Includes history of myocardial infarction, heart failure, or stroke.
First-degree relative with history of myocardial infarction at age <50 years.
Waist circumference <88 cm in women and <102 cm in men.
Healthy Lifestyle Factors by eGFR
Compared with individuals with eGFR ≥90 ml/min per 1.73 m2, individuals with eGFR of 15 to <60 had a higher median weighted healthy lifestyle score (10 versus 8.8); this was consistent across age groups (Table 3).

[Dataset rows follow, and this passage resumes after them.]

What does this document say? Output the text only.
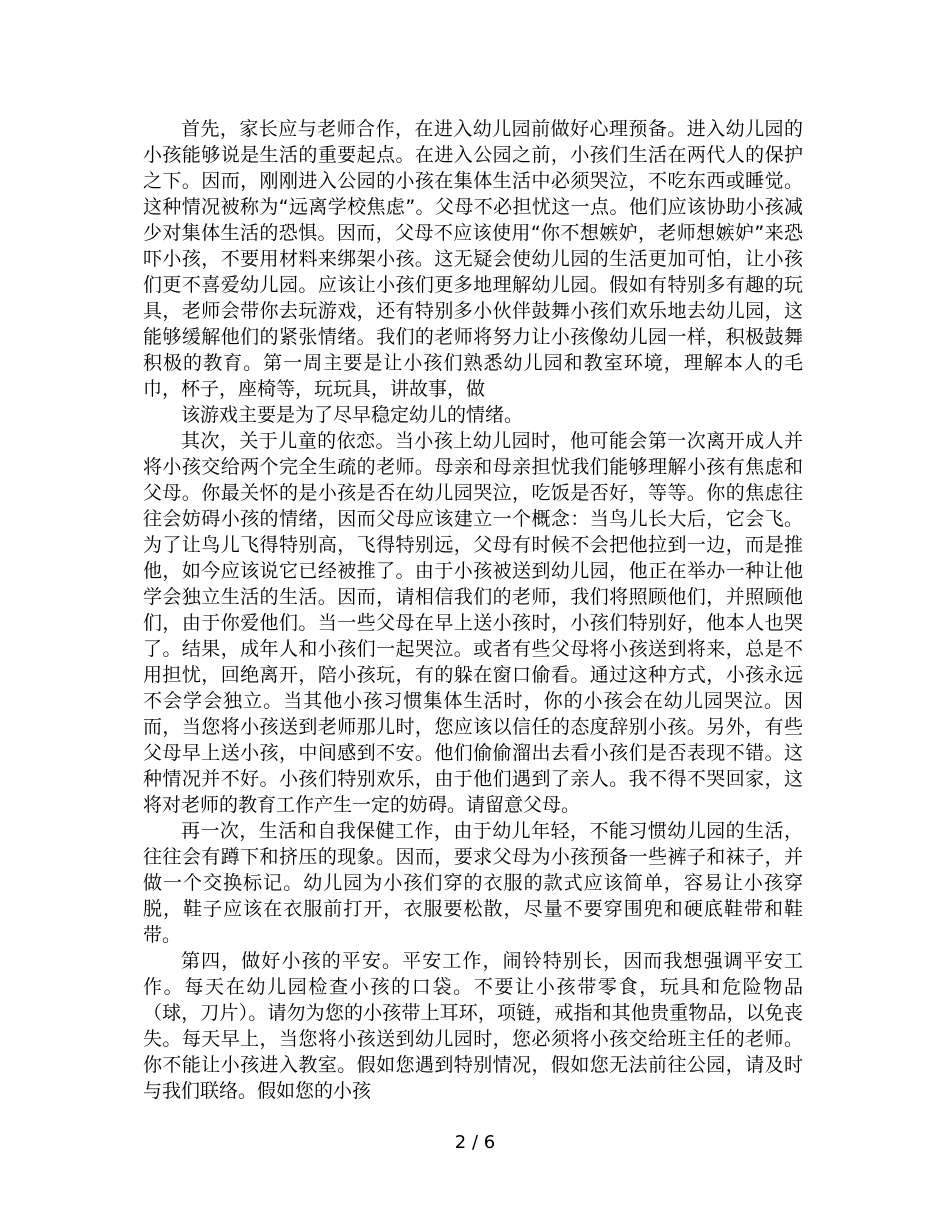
首先，家长应与老师合作，在进入幼儿园前做好心理预备。进入幼儿园的小孩能够说是生活的重要起点。在进入公园之前，小孩们生活在两代人的保护之下。因而，刚刚进入公园的小孩在集体生活中必须哭泣，不吃东西或睡觉。这种情况被称为“远离学校焦虑”。父母不必担忧这一点。他们应该协助小孩减少对集体生活的恐惧。因而，父母不应该使用“你不想嫉妒，老师想嫉妒”来恐吓小孩，不要用材料来绑架小孩。这无疑会使幼儿园的生活更加可怕，让小孩们更不喜爱幼儿园。应该让小孩们更多地理解幼儿园。假如有特别多有趣的玩具，老师会带你去玩游戏，还有特别多小伙伴鼓舞小孩们欢乐地去幼儿园，这能够缓解他们的紧张情绪。我们的老师将努力让小孩像幼儿园一样，积极鼓舞积极的教育。第一周主要是让小孩们熟悉幼儿园和教室环境，理解本人的毛巾，杯子，座椅等，玩玩具，讲故事，做

该游戏主要是为了尽早稳定幼儿的情绪。

其次，关于儿童的依恋。当小孩上幼儿园时，他可能会第一次离开成人并将小孩交给两个完全生疏的老师。母亲和母亲担忧我们能够理解小孩有焦虑和父母。你最关怀的是小孩是否在幼儿园哭泣，吃饭是否好，等等。你的焦虑往往会妨碍小孩的情绪，因而父母应该建立一个概念：当鸟儿长大后，它会飞。为了让鸟儿飞得特别高，飞得特别远，父母有时候不会把他拉到一边，而是推他，如今应该说它已经被推了。由于小孩被送到幼儿园，他正在举办一种让他学会独立生活的生活。因而，请相信我们的老师，我们将照顾他们，并照顾他们，由于你爱他们。当一些父母在早上送小孩时，小孩们特别好，他本人也哭了。结果，成年人和小孩们一起哭泣。或者有些父母将小孩送到将来，总是不用担忧，回绝离开，陪小孩玩，有的躲在窗口偷看。通过这种方式，小孩永远不会学会独立。当其他小孩习惯集体生活时，你的小孩会在幼儿园哭泣。因而，当您将小孩送到老师那儿时，您应该以信任的态度辞别小孩。另外，有些父母早上送小孩，中间感到不安。他们偷偷溜出去看小孩们是否表现不错。这种情况并不好。小孩们特别欢乐，由于他们遇到了亲人。我不得不哭回家，这将对老师的教育工作产生一定的妨碍。请留意父母。

再一次，生活和自我保健工作，由于幼儿年轻，不能习惯幼儿园的生活，往往会有蹲下和挤压的现象。因而，要求父母为小孩预备一些裤子和袜子，并做一个交换标记。幼儿园为小孩们穿的衣服的款式应该简单，容易让小孩穿脱，鞋子应该在衣服前打开，衣服要松散，尽量不要穿围兜和硬底鞋带和鞋带。

第四，做好小孩的平安。平安工作，闹铃特别长，因而我想强调平安工作。每天在幼儿园检查小孩的口袋。不要让小孩带零食，玩具和危险物品（球，刀片）。请勿为您的小孩带上耳环，项链，戒指和其他贵重物品，以免丧失。每天早上，当您将小孩送到幼儿园时，您必须将小孩交给班主任的老师。你不能让小孩进入教室。假如您遇到特别情况，假如您无法前往公园，请及时与我们联络。假如您的小孩

2 / 6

Compared with individuals in the highest eGFR strata, those in the lowest eGFR strata were more likely to adhere to the recommended level of physical activity (42% versus 34%) and less likely to be current smokers (11% versus 34%).
Table 3.
Variable | Data per CKD-EPI–Estimated GFR | ||
---|---|---|---|
≥90 ml/min per 1.73 m2 | 60 to <90 ml/min per 1.73 m2 | 15to - <60 ml/min per 1.73 m2 | |
Weighted percentage | 35.9 | 24.3 | 39.7 |
Median weighted healthy lifestyle score (range, −4 to 15) | |||
All ages | 8.1 (2.7–10.9) | 9.8 (4.9–11.2) | 10.0 (8.0–11.4) |
18–57 yr | 7.6 (2.6–10.8) | 10.3 (3.7–11.7) | 9.3 (2.7–11.3) |
58–74 yr | 8.8 (3.9–11.1) | 9.6 (4.6–11.0) | 10.0 (8.1–11.3) |
>74 yr | 6.8 (2.4–10.8) | 9.1 (6.7–11.0) | 10.1 (8.1–11.4) |
Mean body mass index (kg/m2) | 28.0±0.4 | 28.6±0.5 | 27.5±0.2 |
Recommended physical activity (%) | 34.1 | 33.8 | 42.1 |
Mean Healthy Eating Index score | 61.4±0.6 | 66.1±0.8 | 67.9±0.6 |
Current smoker (%) | 33.6 | 21.9 | 11.2 |
Percentages are weighted. Means are expressed with SEM. Medians are expressed with interquartile range. CKD-EPI, CKD Epidemiology Collaboration; eGFR, estimated GFR.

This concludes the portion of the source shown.